Early diagnosis is extremely important, especially with life-threatening issues. Check the chart if any of these pain spots occurs in you.
* Lung and diaphragm. If you have constant dull pain in the neck and shoulder, it is time to take a trip to a doctor to check your lungs and diaphragm. This pain might be the result of breathing problems or the phrenic nerve which goes from the spine to the diaphragm, through the lungs.
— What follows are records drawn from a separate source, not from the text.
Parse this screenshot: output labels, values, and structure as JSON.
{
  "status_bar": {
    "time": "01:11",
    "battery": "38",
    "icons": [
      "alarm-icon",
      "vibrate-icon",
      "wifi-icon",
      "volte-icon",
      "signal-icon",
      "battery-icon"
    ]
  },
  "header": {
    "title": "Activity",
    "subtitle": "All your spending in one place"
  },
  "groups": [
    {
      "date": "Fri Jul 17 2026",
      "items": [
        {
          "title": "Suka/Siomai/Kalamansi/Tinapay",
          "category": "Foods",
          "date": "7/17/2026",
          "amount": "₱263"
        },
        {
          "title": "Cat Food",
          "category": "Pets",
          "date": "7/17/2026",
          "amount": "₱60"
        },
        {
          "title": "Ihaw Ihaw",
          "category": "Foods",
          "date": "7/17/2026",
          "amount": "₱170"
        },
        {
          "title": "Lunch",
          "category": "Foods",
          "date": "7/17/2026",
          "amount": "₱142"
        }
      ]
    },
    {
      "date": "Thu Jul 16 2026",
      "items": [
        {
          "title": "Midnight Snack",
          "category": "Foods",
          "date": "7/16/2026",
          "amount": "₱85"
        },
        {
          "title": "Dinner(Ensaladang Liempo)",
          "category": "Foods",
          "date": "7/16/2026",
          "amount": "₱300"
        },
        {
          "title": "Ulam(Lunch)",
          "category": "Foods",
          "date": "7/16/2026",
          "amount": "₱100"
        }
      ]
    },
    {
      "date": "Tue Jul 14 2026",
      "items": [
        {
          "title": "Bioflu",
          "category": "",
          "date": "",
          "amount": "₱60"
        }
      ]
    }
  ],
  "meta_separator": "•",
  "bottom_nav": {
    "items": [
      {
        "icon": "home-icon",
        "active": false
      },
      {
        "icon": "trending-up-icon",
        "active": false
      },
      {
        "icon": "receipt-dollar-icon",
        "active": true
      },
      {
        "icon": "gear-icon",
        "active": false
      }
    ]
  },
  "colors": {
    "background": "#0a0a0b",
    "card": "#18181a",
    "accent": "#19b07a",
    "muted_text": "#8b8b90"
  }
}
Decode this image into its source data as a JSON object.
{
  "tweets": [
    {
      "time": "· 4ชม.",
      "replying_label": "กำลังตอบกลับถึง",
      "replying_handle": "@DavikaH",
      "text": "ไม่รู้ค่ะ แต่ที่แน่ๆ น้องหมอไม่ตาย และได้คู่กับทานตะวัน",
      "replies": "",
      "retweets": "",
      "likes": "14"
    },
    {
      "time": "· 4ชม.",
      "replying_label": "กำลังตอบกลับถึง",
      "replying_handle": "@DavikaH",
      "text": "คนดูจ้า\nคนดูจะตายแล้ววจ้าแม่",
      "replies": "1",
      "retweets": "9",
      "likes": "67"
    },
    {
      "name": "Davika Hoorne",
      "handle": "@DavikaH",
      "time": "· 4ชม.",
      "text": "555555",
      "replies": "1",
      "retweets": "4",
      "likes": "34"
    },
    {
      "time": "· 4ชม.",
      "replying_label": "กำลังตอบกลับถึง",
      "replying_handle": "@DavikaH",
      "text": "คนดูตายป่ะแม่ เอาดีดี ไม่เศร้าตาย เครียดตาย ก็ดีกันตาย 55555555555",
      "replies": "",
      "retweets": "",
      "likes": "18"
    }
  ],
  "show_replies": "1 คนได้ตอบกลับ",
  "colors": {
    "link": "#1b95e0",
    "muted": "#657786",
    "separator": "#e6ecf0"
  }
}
* Liver and gallbladder. This pain is not easy to identify because problems with the liver or gallbladder can cause pain in the shoulders or neck as the person is more likely to blame it on lack of exercising or spending too much time on the computer. Listen to your body and if the pain doesn’t go away, check it out. It’s always better to be safe than sorry.
* Heart. We are very much aware of this pain which could be located on the left side of the chest, as expected. However, you may also feel shooting pain on the internal side of the left hand or in the upper-middle part of the back.
* Stomach and pancreas. Normally this pain is relatively easy to identify, but about 50 percent of people with acute pancreatitis also have radiating back pain.
* Small intestine. The sharp pain in the abdominal area near the belly button might be caused by issues with the small intestine.
* Appendix and colon. Like chest pain, another common pain spot people are aware is appendicitis and trouble with the colon are normally relatively easy to identify as the pain is located on the right side of the middle-lower abdomen. Appendicitis is a life-threatening issue and if you have pain there, seek medical examination as soon as possible.
* Kidney. This one can be a bit tricky because the pain basically covers the whole lower back, abs, hips, and pelvis. If the pain doesn’t go away, the solution is simple: visit a doctor to check it out.
* Bladder. The pain caused by an infection in the bladder is often located in the lower pelvis, on the front or back side.
* Ovaries. This one is only applicable to women for obvious reasons. Sharp stabbing pain in the sides of the lower abdomen can be a sign of a problem and you should see a doctor.
If you listen to your body and literally “feel” the occurring pain, you can easily prevent life-threatening disease. If you feel pain (though massage may help relieve it) but recur again, it’s time to visit your doctor.